AI Agent Debugging Tips
Debugging is one of the most important stages in AI Agent development. Here are some practical debugging suggestions:
Understanding How LLM Works
Think of LLM as a person, one without any background tasks but smart and with a lot of general knowledge (similar to a freshly graduated student from Tsinghua’s Yao Class). At this point, you must provide clear instructions and complete context.
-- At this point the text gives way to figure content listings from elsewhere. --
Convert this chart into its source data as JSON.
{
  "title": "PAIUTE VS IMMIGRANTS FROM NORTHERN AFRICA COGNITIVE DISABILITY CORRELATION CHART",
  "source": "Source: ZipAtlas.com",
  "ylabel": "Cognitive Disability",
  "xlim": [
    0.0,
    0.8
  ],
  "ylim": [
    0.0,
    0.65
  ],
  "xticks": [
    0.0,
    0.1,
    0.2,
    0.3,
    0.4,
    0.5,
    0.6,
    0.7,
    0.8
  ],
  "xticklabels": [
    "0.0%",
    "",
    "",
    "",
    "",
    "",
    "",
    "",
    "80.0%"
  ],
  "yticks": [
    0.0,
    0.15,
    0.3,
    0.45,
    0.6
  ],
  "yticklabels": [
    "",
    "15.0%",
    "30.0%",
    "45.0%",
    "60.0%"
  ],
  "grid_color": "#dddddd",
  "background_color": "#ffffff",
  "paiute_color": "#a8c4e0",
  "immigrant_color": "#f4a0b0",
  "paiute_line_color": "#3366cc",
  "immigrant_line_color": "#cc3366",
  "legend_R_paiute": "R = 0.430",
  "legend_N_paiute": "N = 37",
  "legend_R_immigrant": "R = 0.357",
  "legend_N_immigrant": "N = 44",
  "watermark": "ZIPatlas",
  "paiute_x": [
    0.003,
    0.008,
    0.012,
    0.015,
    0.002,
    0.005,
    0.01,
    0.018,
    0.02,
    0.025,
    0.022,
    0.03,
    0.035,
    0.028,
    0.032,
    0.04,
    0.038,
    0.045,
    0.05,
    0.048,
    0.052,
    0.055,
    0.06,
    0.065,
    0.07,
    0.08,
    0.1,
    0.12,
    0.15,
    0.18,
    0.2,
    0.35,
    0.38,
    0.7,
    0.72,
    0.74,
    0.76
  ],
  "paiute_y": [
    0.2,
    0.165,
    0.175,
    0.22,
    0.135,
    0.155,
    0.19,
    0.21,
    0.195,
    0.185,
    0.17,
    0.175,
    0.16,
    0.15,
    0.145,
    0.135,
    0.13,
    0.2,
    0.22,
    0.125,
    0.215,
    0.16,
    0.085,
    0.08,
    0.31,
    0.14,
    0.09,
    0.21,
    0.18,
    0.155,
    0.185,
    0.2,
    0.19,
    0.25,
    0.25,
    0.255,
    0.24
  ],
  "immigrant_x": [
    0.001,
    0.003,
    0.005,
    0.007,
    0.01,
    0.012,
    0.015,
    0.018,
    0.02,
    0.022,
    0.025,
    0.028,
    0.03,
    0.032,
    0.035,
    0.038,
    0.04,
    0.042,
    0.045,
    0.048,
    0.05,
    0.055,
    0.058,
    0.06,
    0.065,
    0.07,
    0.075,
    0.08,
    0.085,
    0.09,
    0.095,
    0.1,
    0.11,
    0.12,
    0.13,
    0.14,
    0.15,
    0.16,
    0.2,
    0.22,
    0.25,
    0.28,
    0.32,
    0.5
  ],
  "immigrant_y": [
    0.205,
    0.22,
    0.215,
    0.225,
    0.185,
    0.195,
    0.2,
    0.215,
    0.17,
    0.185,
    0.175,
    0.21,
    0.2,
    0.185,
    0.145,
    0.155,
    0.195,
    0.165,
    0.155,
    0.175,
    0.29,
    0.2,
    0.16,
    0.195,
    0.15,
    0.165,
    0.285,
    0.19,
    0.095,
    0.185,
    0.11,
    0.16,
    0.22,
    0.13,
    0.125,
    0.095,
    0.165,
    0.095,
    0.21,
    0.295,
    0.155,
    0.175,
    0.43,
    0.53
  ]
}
Thoroughly Check Input Content
During the debugging phase, it is best to thoroughly review the context sent to LLM to ensure:
- Structured Content Format is Correct: JSON, XML, and other structured data are correctly formatted
- System Prompt is Correct: Instructions are clear and unambiguous
- Complete History: The execution history of the Agent includes:
- What the user said
- LLM’s internal thought process
- Replies to the user
- Tool Call and Tool Call Result
- Correct Order: All interaction records are arranged in chronological order, with no omissions or disorder
Debugging Best Practices
- Step-by-Step Verification: Start with simple scenarios and gradually increase complexity
- Detailed Logs: Record complete input and output for problem localization
- Model Comparison: Test on different models to find the most suitable model combination
Summary
Choosing the right LLM API service is key to building an excellent AI Agent:
- Regional Restrictions: Prioritize using OpenRouter to avoid access issues
- Task Requirements: Choose the model that excels based on the specific functions of the Agent
- Latency Requirements: Choose low-latency models for real-time interaction and powerful models for deep thinking
- Cost Considerations: Balance performance and cost, and use open-source models wisely
- Architecture Design: Adopt a hybrid model architecture to leverage the advantages of different models
Quick Reference: Common Model List
Purpose | Recommended Model | Features |
---|---|---|
Programming/Agent Development | anthropic/claude-sonnet-4 |
Strong coding ability, stable tool calling |
Low Latency Response | google/gemini-2.5-flash |
Extremely low latency, suitable for real-time interaction |
Long Text Processing | google/gemini-2.5-pro |
Large context window, strong understanding ability |
Document Writing | google/gemini-2.5-pro |
Deep thinking, concise and fluent language |
Balanced Performance | openai/gpt-4o |
Balanced capabilities in all aspects |
Cost Optimization | google/gemini-2.5-flash |
High cost-performance ratio |
Low-Cost Agent Development | moonshotai/Kimi-K2-Instruct |
Open-source model, low cost, good effect |
Low Latency Response in China | doubao-seed-1-6-flash-250615 |
Extremely low latency in China, suitable for real-time interaction |
Chinese Creative Writing | deepseek-ai/DeepSeek-R1 |
Strong Chinese expression ability |
Speech Recognition | FunAudioLLM/SenseVoiceSmall |
Low latency, low cost |
Speech Synthesis | fishaudio/fish-speech-1.5 |
Low latency, low cost |
By using these API services in a reasonable combination, you can build a powerful and responsive AI Agent. Remember, an excellent Agent does not rely on a single model but knows how to use the right tool in the right scenario.
Wishing you success in your AI Agent development journey!